La popularité de cet art de rue s’étend auprès des collectionneurs. Les meilleurs muralistes tiennent naturellement une place de premier choix sur le Marché de l’Art au Mexique, comme ailleurs. Le plus célèbre des muralistes, Diego Rivera, a d’ailleurs passé un nouveau cap l’an dernier avec un résultat au seuil des 10 millions de dollars (The Rivals, 1931, Christie’s New York le 9 mai 2018). C’est désormais l’oeuvre la plus cotée pour un artiste muraliste.

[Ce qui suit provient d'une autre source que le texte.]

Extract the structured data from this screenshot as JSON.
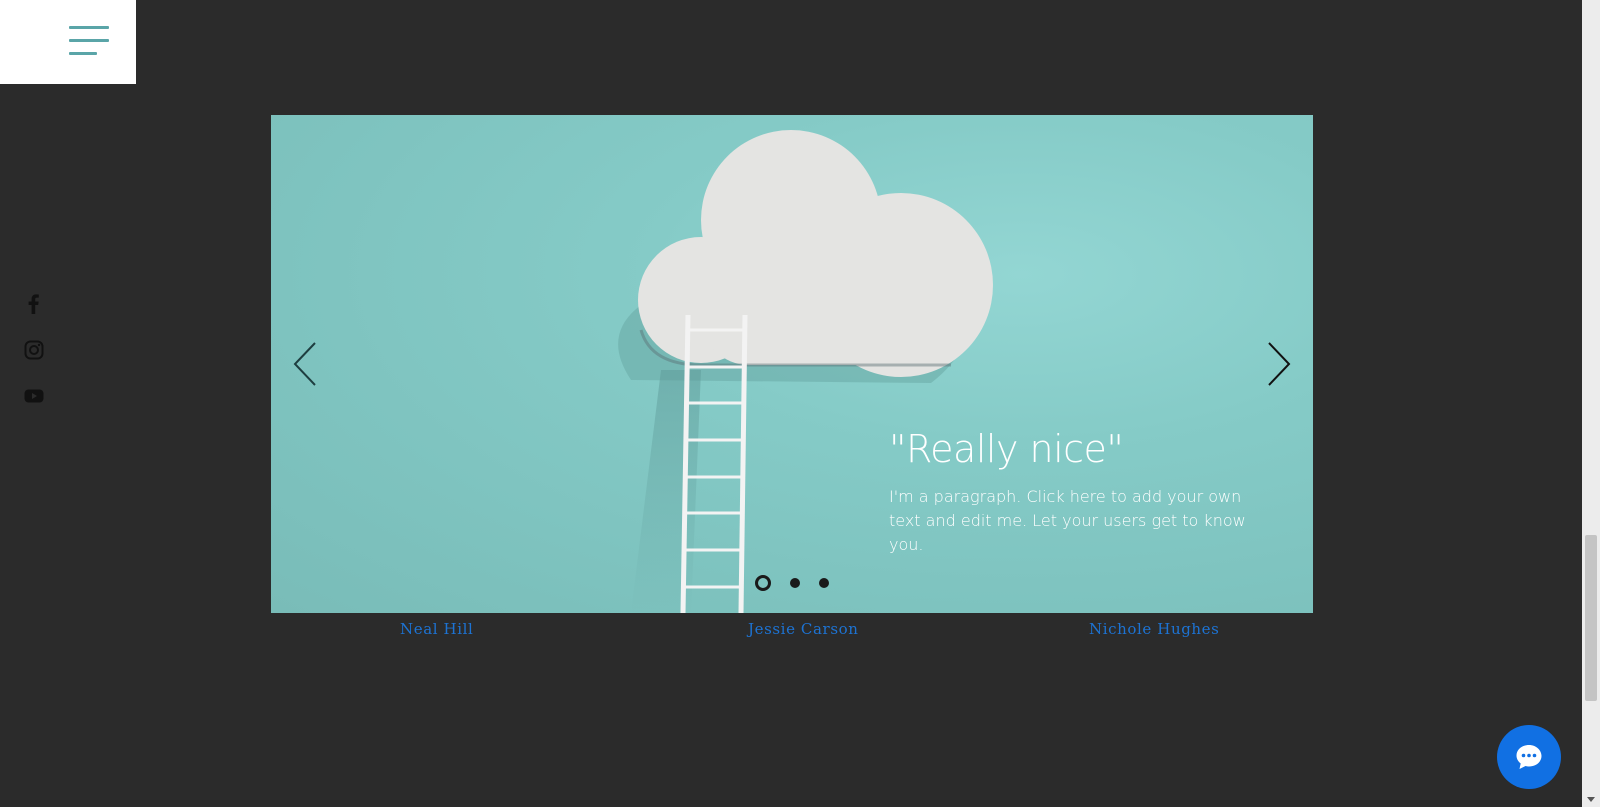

La nouvelle génération d’artistes impliquée dans le Street art pourrait émerger sur le marché si elle parvenait à s’exprimer aussi bien sur toile que dans la rue. Peu d’entre eux sont encore officiellement cotés aux enchères mais cela ne saurait tarder pour un artiste tel que Flavio Martinez, plus connu sous le nom de Curiot, qui bénéficie déjà d’expositions dans des galeries internationales. Parmi les quelques trentenaires émergeant doucement aux enchères, plusieurs reviennent à l’imagerie aztèque, notamment Smithe (ses dessins se vendent pour moins de 500 $ en France) et Saner, dont une toile s’est vendue plus de 10 000 $ chez Louis C. Morton à Mexico. Le marché intérieur valorise ce néo-mexicanisme séduisant pour des acheteurs locaux fiers de leur culture, comme pour des étrangers attirés par un style « local ». Mais cette vision limitative du marché ne doit pas masquer les engagements socio-politiques d’un grand nombre de jeunes artistes mexicains, qui n’ont encore trouvé leur véritable résonance sur le terrain des enchères.